JFB : L’ironie et l’humour avec lesquels vous critiquiez l’ancien régime semble avoir perduré aujourd’hui…

I.H : J’ai toujours pensé que la politique était subordonnée à l’art. Tous les artistes, il me semble, doivent avoir une vision claire, une opinion bien définie et déclarée sur le monde où ils travaillent, sinon leurs oeuvres ne sont pas sincères. Par exemple, moi, je suis de gauche, une gauche libérale et j’ose contredire l’opposition. Pour éviter les relations superficielles j’aspire à ce que mon public sache ce que je pense du régime actuel. Et là, je ne parle pas des préférences envers les partis politiques, mais des idéologies générales comme l’humanisme ou le libéralisme. L’avis politique détermine le caractère d’une personne, et ainsi celui d’un artiste et de son art aussi.

 

JFB : Vous vouliez exprimer ces idées à travers une certaine esthétique industrielle. Comment la révolution technique vous a-t-elle influencé ? Est-ce que les ordinateurs, les appareils numériques font partie maintenant de votre oeuvre ?
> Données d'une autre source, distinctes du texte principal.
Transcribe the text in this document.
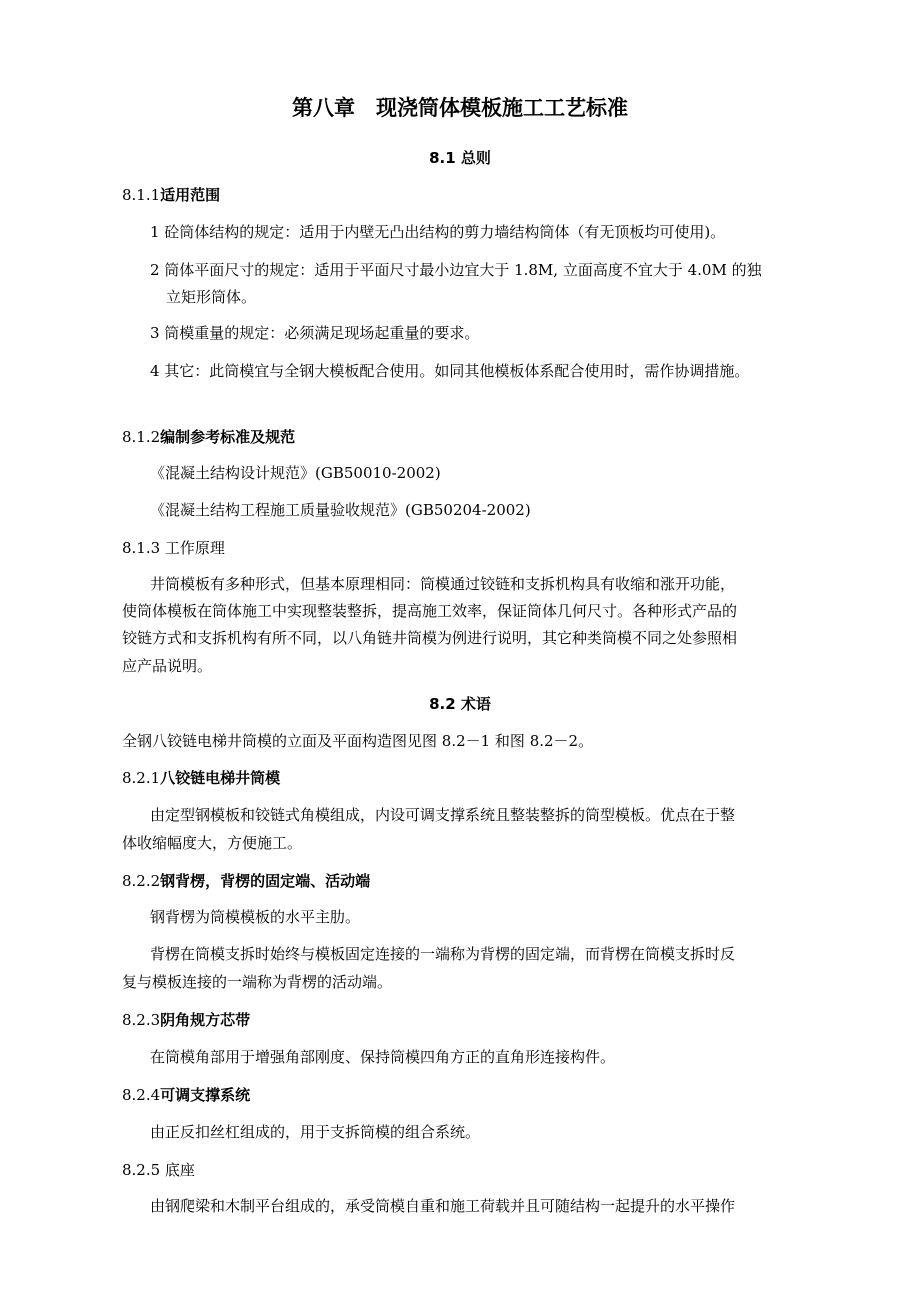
第八章　现浇筒体模板施工工艺标准
8.1 总则
8.1.1适用范围
1 砼筒体结构的规定：适用于内壁无凸出结构的剪力墙结构筒体（有无顶板均可使用)。
2 筒体平面尺寸的规定：适用于平面尺寸最小边宜大于 1.8M, 立面高度不宜大于 4.0M 的独
立矩形筒体。
3 筒模重量的规定：必须满足现场起重量的要求。
4 其它：此筒模宜与全钢大模板配合使用。如同其他模板体系配合使用时，需作协调措施。
8.1.2编制参考标准及规范
《混凝土结构设计规范》(GB50010-2002)
《混凝土结构工程施工质量验收规范》(GB50204-2002)
8.1.3 工作原理
井筒模板有多种形式，但基本原理相同：筒模通过铰链和支拆机构具有收缩和涨开功能，
使筒体模板在筒体施工中实现整装整拆，提高施工效率，保证筒体几何尺寸。各种形式产品的
铰链方式和支拆机构有所不同，以八角链井筒模为例进行说明，其它种类筒模不同之处参照相
应产品说明。
8.2 术语
全钢八铰链电梯井筒模的立面及平面构造图见图 8.2－1 和图 8.2－2。
8.2.1八铰链电梯井筒模
由定型钢模板和铰链式角模组成，内设可调支撑系统且整装整拆的筒型模板。优点在于整
体收缩幅度大，方便施工。
8.2.2钢背楞，背楞的固定端、活动端
钢背楞为筒模模板的水平主肋。
背楞在筒模支拆时始终与模板固定连接的一端称为背楞的固定端，而背楞在筒模支拆时反
复与模板连接的一端称为背楞的活动端。
8.2.3阴角规方芯带
在筒模角部用于增强角部刚度、保持筒模四角方正的直角形连接构件。
8.2.4可调支撑系统
由正反扣丝杠组成的，用于支拆筒模的组合系统。
8.2.5 底座
由钢爬梁和木制平台组成的，承受筒模自重和施工荷载并且可随结构一起提升的水平操作
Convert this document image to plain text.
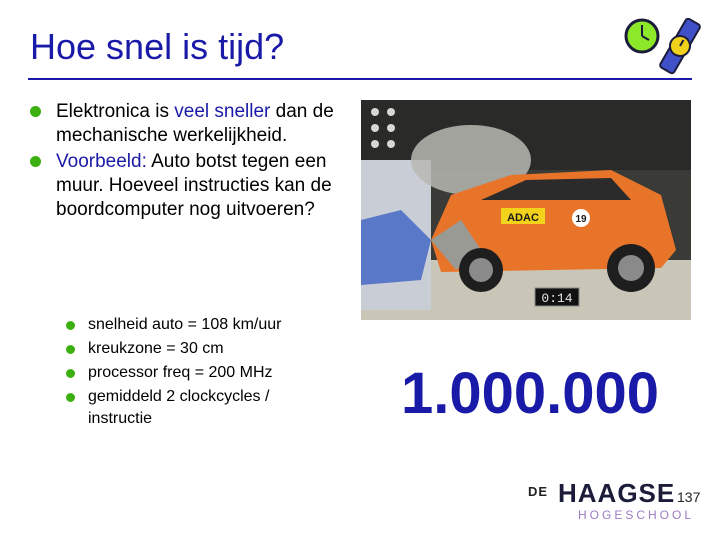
Hoe snel is tijd?
Elektronica is veel sneller dan de mechanische werkelijkheid.
Voorbeeld: Auto botst tegen een muur. Hoeveel instructies kan de boordcomputer nog uitvoeren?
snelheid auto = 108 km/uur
kreukzone = 30 cm
processor freq = 200 MHz
gemiddeld 2 clockcycles / instructie
ADAC	19
0:14
1.000.000
DE HAAGSE
HOGESCHOOL
137
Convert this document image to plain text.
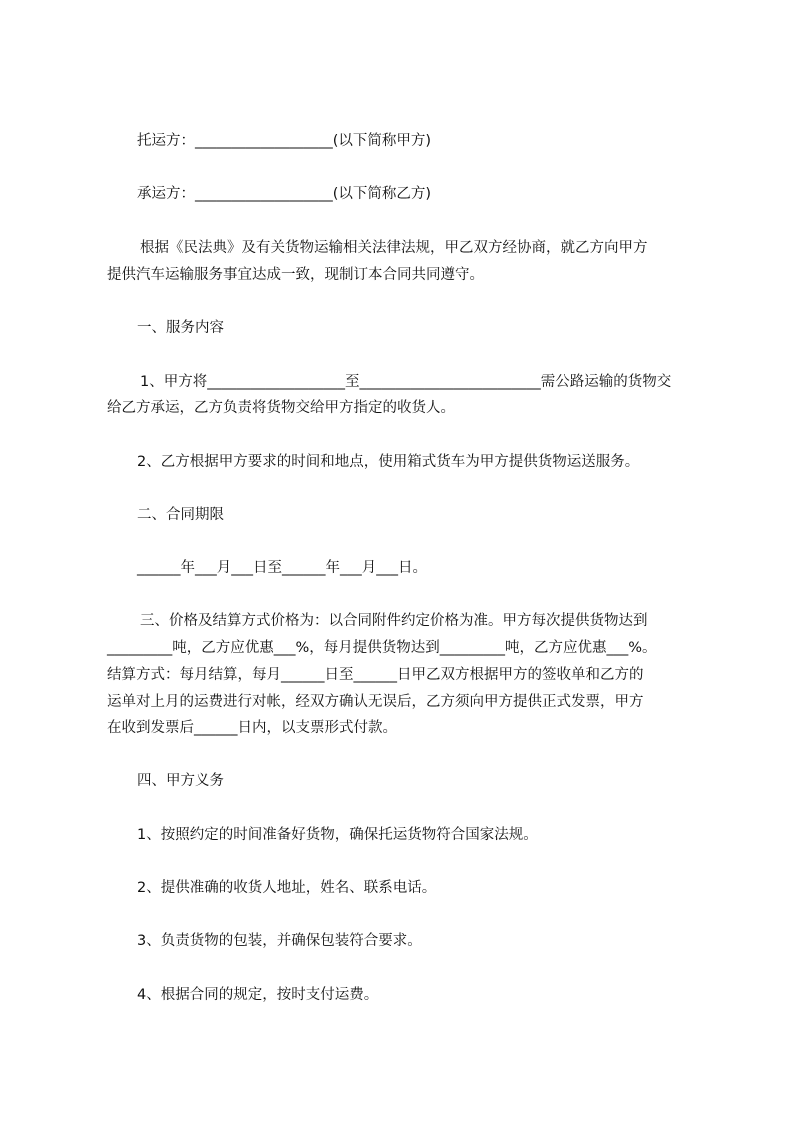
托运方：___________________(以下简称甲方)
承运方：___________________(以下简称乙方)
根据《民法典》及有关货物运输相关法律法规，甲乙双方经协商，就乙方向甲方
提供汽车运输服务事宜达成一致，现制订本合同共同遵守。
一、服务内容
1、甲方将___________________至_________________________需公路运输的货物交
给乙方承运，乙方负责将货物交给甲方指定的收货人。
2、乙方根据甲方要求的时间和地点，使用箱式货车为甲方提供货物运送服务。
二、合同期限
______年___月___日至______年___月___日。
三、价格及结算方式价格为：以合同附件约定价格为准。甲方每次提供货物达到
_________吨，乙方应优惠___%，每月提供货物达到_________吨，乙方应优惠___%。
结算方式：每月结算，每月______日至______日甲乙双方根据甲方的签收单和乙方的
运单对上月的运费进行对帐，经双方确认无误后，乙方须向甲方提供正式发票，甲方
在收到发票后______日内，以支票形式付款。
四、甲方义务
1、按照约定的时间准备好货物，确保托运货物符合国家法规。
2、提供准确的收货人地址，姓名、联系电话。
3、负责货物的包装，并确保包装符合要求。
4、根据合同的规定，按时支付运费。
I.H : J’ai un ordinateur que j’utilise avec de moins en moins de difficulté. Dans mon atelier chez moi, j’essaie toujours d’avoir la technologie la plus moderne. Cependant, j’ai déjà 72 ans, je laisse les nouvelles découvertes aux jeunes. Je n’oublie jamais que l’homme d’aujourd’hui regarde l’art à travers le prisme de la technologie moderne. Je dois rester dans le mouvement, pour que le public comprenne mon message.

 

JFB : Est-ce que vous pensez que l’art cinétique soit l’avenir de l’art, de la même façon que le film représente une certaine évolution de la photo ?

I.H. Non, non. Bien sûr que l’art cinétique a enrichi l’art, mais la sculpture classique d’un chevalier par exemple, ne tombe jamais en panne. Et il faut dire que la majorité des artistes n’ont pas un diplôme d’ingénieur ! Quelquefois, je ne peux même pas réparer mes propres «inventions», parce que j’ai oublié comment je les avais faites ! On peut souvent voir des mobiles tombés en panne dans les endroits publics. Ils sont esthétiques certes, mais il est très facile de décevoir le public avec des machines qui ne marchent plus ... Mon art n’est rien sans le public : mes machines n’ont pas de fonctions pratiques, elles produisent des pensées. Et mon but est de faire réfléchir.

Judit Zeisler

 

István Harasztÿ

et sa collection privée

Jusqu’au 9 mars au Kogart

(112 Andrássy út 6ème arrt.)

 

 

L’art cinétique :

István Harasztÿ est un réformateur du mouvement cinétique qui existe depuis les années 20. L’expression englobe des œuvres souvent appelées «mobiles», basées sur le mélange des beaux-arts et des machines. L’un des premiers pionniers du mouvement fut le sculpteur d’origine hongroise, Nicolas Schöffer, vivant en France. Père de l'art cinétique et de l’art interactif, il voulait apporter une vision prospective et non passéiste à l'art, qui devait ainsi aider l'homme d'aujourd'hui à évoluer en prise directe avec les véritables possibilités créatrices et libératrices de notre époque. Le Musée Schöffer qui comporte une bibliothèque française, se trouve en Hongrie, à Kalocsa.